Physics of Gamma-Ray Bursts

Gamma-Ray Bursts (GRBs) are emitted by ultra-relativistic jets from compact objects. The jets may be strongly magnetized outflows driven by rotation of the central object. Alternatively, the jets may be driven by thermal pressure due to neutrino heating around the compact object. Both scenarios can supply the observed luminosities, but only under extreme conditions that will be discussed.

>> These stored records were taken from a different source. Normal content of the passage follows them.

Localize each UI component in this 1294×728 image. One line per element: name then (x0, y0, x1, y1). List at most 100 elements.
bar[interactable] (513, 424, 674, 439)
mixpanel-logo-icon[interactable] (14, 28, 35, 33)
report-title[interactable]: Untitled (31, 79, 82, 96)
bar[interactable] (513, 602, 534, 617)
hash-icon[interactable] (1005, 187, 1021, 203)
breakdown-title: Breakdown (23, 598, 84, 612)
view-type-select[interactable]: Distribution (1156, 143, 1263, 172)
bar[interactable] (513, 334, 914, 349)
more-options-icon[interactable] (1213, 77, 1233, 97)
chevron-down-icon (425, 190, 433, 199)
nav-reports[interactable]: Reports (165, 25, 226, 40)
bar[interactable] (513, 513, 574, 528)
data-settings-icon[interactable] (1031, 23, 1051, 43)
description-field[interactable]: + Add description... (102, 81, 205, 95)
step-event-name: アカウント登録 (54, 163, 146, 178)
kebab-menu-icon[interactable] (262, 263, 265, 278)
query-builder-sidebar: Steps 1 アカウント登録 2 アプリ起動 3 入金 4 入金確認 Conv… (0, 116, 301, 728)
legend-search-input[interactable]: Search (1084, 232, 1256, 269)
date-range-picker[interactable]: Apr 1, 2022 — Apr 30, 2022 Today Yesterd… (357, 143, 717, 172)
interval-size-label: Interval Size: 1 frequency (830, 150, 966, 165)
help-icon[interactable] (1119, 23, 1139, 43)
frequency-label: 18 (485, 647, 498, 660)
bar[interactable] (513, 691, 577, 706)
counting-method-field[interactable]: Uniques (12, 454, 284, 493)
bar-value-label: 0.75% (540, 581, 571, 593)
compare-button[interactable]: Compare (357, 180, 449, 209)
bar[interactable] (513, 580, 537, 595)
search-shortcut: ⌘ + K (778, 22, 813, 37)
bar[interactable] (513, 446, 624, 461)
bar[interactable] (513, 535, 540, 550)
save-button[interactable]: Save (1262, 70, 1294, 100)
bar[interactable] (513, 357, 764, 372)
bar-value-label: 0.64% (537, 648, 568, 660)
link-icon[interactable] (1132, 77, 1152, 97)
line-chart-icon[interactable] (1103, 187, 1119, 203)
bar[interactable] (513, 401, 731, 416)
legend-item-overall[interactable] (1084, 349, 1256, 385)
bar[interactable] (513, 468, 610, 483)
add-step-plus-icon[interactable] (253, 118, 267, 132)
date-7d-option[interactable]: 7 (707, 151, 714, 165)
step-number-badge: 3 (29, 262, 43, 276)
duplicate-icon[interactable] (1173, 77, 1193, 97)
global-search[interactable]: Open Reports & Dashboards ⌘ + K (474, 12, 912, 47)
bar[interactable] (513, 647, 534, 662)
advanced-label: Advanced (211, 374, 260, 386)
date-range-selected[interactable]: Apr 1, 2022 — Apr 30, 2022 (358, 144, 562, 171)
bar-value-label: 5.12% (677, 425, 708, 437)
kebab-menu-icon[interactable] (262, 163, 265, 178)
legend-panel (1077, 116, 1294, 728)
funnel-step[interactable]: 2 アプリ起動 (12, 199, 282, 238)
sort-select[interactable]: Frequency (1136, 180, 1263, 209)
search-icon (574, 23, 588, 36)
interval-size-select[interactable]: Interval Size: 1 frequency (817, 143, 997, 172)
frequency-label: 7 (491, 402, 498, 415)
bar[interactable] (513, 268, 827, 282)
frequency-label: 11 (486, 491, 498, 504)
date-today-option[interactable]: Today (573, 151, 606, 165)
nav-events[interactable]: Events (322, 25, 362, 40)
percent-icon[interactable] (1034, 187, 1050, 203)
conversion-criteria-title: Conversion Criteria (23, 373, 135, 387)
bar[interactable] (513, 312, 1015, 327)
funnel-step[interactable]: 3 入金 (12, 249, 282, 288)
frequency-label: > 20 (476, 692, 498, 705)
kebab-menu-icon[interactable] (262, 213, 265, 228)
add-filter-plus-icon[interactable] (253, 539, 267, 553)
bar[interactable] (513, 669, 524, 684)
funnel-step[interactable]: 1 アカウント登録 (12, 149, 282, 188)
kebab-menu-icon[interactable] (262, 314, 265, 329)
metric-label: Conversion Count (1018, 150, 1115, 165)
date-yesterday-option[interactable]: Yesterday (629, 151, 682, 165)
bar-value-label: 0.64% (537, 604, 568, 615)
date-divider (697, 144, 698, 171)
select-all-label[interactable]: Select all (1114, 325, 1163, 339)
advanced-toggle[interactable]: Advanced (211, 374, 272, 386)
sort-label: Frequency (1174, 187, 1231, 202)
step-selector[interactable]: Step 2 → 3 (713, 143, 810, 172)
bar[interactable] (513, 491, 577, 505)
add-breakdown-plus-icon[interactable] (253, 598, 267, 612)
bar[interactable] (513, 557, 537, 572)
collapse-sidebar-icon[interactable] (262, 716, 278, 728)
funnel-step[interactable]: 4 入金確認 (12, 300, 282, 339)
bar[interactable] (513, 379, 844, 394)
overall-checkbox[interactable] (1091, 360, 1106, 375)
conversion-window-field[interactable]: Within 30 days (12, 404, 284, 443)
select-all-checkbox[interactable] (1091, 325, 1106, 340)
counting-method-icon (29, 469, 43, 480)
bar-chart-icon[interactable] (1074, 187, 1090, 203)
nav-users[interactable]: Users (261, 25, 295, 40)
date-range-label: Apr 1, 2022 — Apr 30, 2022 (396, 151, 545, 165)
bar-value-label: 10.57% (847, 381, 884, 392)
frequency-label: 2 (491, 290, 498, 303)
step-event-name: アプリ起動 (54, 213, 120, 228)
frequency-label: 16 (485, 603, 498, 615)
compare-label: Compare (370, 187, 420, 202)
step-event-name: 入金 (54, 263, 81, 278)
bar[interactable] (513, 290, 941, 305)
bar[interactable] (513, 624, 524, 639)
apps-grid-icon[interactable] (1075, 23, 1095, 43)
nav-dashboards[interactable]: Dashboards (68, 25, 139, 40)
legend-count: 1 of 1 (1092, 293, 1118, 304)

A long-debated problem is how the jet emits the observed GRB radiation. A simplest model resembles the big bang: the opaque hot plasma expands to transparency and releases its thermal photons. The expected spectrum from a radiation-dominated jet is Planckian with a peak around 1 MeV. The observed GRB spectra do peak around 1 MeV, however they have non-Plankian shapes, with extended high-energy tails. Physical processes generating non-Plankian radiation will be discussed. The popular phenomenological model of synchrotron emission from internal shocks has serious problems -- it contradicts both shock physics and observations. I will describe a different emission mechanism: internal motions in the neutron-proton jet generate electron heat via nuclear and Coulomb collisions, and electrons radiate the received energy. This mechanism invokes no phenomenological parameters, and the produced radiation is calculated from first principles. Remarkably, the predicted spectra agree with observations.